Cuarto.- Interesará a continuación la recurrente la modificación del apartado octavo de la relación de hechos probados. Solicita de hecho su supresión por cuanto la declaración contenida en el mismo, dirá, "....se fundamenta en la declaración del testigo.....el cual, como se ha explicado y documentado en el anterior apartado del recurso, tenía un interés directo en el presente pleito ocultando a la juzgadora esta circunstancia.....". Petición que tampoco podrá ser aceptada por la Sala. No podemos sino advertir que la respuesta negativa dada a la petición de incorporación, en trámite del recurso de suplicación, de un documento, condiciona también e inevitablemente la respuesta que procede dar a esta petición de revisión de la relación de hechos probados que exigiría, además y como resulta evidente, la revisión de un medio probatorio como es el testifical que la Sala tampoco puede efectuar ex art. 193.b de la L.R.J.S..
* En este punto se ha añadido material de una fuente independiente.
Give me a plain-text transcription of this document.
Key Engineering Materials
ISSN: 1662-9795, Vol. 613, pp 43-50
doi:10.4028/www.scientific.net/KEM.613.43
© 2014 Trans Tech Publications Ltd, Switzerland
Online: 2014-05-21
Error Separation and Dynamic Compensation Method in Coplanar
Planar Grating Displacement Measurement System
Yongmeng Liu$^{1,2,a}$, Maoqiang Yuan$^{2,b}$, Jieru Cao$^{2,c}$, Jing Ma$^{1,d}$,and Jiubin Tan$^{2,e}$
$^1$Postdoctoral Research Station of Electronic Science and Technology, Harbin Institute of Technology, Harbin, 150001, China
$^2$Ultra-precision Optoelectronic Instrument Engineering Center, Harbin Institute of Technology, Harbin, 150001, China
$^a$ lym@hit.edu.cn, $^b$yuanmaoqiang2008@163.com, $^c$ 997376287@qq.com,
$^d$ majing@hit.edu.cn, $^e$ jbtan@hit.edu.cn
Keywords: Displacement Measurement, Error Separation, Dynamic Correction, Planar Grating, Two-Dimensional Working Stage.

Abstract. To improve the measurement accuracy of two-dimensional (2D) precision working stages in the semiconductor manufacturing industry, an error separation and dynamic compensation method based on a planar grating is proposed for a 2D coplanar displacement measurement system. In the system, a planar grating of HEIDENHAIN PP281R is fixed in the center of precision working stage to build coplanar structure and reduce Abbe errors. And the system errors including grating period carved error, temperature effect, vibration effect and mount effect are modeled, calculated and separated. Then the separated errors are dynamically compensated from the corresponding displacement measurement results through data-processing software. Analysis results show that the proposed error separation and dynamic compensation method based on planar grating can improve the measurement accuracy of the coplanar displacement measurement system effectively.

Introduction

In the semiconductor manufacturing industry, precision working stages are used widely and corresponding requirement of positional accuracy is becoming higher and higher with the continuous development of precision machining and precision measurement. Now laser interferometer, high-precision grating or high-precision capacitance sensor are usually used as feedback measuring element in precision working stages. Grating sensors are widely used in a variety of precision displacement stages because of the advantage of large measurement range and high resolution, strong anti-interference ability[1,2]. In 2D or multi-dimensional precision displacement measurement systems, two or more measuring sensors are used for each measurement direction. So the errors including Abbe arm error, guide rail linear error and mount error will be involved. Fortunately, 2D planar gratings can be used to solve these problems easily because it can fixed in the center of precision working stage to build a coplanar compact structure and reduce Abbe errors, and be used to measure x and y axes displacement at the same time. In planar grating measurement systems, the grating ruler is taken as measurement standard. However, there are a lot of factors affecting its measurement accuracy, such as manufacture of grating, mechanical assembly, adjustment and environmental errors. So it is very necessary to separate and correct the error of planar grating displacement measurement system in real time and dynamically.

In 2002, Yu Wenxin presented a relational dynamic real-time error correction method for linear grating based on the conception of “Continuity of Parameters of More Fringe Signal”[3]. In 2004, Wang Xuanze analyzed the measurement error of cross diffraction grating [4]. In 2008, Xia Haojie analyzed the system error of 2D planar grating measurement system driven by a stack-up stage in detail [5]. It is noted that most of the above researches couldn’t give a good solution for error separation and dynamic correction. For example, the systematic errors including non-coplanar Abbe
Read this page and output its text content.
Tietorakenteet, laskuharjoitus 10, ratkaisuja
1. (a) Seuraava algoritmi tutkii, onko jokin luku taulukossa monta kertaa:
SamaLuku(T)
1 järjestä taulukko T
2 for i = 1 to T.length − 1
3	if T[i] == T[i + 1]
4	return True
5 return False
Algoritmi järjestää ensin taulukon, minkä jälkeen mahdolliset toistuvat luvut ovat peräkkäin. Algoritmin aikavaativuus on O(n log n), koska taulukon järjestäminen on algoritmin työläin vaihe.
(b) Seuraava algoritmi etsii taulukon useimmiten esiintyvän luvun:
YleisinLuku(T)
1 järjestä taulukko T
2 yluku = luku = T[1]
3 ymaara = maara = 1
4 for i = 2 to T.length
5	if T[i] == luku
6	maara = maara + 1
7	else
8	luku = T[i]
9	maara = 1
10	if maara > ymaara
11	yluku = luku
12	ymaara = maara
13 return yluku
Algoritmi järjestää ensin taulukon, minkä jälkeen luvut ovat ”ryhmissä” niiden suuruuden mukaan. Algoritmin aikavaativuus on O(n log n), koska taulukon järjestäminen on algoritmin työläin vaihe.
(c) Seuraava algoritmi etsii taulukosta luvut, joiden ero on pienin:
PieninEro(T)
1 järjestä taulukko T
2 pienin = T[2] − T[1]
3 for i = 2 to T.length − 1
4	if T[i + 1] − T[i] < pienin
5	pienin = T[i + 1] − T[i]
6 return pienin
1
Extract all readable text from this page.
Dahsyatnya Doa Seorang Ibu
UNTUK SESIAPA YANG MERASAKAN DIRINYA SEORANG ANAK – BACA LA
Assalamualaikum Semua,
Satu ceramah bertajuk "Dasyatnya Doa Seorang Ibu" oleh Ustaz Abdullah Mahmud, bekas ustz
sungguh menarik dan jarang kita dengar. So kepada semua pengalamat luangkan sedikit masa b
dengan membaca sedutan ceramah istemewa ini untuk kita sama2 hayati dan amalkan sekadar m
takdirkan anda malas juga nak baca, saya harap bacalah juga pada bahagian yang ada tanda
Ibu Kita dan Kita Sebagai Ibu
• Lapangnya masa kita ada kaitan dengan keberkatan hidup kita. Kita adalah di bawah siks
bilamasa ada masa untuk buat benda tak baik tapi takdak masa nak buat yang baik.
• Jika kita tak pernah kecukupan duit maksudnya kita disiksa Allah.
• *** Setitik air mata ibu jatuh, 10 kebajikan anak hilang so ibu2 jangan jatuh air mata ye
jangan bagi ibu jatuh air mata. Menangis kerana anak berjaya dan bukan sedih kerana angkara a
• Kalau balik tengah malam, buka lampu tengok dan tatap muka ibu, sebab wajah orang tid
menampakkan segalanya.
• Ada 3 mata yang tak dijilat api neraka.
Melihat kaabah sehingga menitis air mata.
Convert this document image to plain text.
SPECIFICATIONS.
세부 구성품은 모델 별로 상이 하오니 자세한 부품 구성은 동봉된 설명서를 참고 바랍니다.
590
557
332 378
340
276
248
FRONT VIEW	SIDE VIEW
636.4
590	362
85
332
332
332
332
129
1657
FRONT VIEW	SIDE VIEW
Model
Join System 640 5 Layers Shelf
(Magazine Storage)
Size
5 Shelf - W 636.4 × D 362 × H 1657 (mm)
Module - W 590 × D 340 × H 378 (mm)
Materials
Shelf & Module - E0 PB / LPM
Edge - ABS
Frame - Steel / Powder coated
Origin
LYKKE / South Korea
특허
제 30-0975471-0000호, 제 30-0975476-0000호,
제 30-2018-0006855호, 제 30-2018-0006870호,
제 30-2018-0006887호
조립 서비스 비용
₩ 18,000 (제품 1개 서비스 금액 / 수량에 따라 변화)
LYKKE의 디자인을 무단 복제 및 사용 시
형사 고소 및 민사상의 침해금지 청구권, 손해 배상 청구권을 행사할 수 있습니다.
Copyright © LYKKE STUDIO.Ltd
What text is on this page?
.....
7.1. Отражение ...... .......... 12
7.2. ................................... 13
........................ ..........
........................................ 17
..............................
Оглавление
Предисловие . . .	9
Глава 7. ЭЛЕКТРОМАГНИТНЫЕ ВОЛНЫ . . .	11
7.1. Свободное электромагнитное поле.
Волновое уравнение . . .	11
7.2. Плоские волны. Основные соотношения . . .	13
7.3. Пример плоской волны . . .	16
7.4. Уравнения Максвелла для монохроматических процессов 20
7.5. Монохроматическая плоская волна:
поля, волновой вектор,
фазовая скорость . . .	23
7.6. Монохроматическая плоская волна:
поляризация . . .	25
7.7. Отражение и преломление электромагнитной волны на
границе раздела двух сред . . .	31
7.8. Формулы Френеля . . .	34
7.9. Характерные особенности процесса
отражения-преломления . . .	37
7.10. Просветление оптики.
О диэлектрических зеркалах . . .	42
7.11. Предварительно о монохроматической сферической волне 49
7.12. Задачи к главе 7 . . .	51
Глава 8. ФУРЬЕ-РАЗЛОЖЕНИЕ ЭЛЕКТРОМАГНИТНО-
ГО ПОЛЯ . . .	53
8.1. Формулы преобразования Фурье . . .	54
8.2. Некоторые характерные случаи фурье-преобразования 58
Quinto.- Interesa a continuación la recurrente la modificación del apartado décimo-primero de la relación de hechos de la sentencia en el que se indica, recordemos, que "se da por reproducido el detalle de viajes que el actor realizó en la provincia de Barcelona en los años 2018 y 2019 (documentos 27 a 46 aportado por el actor)". Solicita que, y en su lugar, se declare que "se da por reproducido el detalle de viajes que el actor realizó durante el período comprendido entre enero de 2018 y agosto de 2019, teniendo asignado viajes por toda la comunidad autónoma de Catalunya". Nuevamente, y al efecto, debemos reiterar lo indicado respecto a la modificación del apartado cuarto en el que se plantea, cabe indicar, la misma cuestión y en base además a la misma prueba documental. Lo que conduce, en los mismos términos allí planteados, a la desestimación de esta petición de revisión del apartado de la relación de hechos probados en cuestión.
Sexto.- Interesa a continuación la recurrente la modificación del apartado décimo-segundo de la relación de hechos de la sentencia en el que se indica, recordemos, que "desde el 15/7/2021 el actor ha realizado viajes de transporte nacional (documentos nº. 47 a 50 aportados por el actor y documentos nº. 7 y 8 aportados por la demandada)". Solicita la recurrente que, y en su lugar, se declare que "desde el 15/7/2021 y hasta el 31/12/2021 el actor ha combinado la realización de servicios de transporte nacional y autonómico". Ningún error valorativo de la prueba e imputable o proyectado en la declaración realizada por el Juzgado resulta identificable para la Sala en tanto que el "ámbito" de servicios identificado en dicha declaración incluye, es evidente, el pretendido incorporar o matizar por la recurrente. Lo que nos conduce, sin necesidad de una consideración ulterior al efecto, a desestimar igualmente esta última de petición de revisión de la relación de hechos probados de la sentencia que se realiza por la recurrente.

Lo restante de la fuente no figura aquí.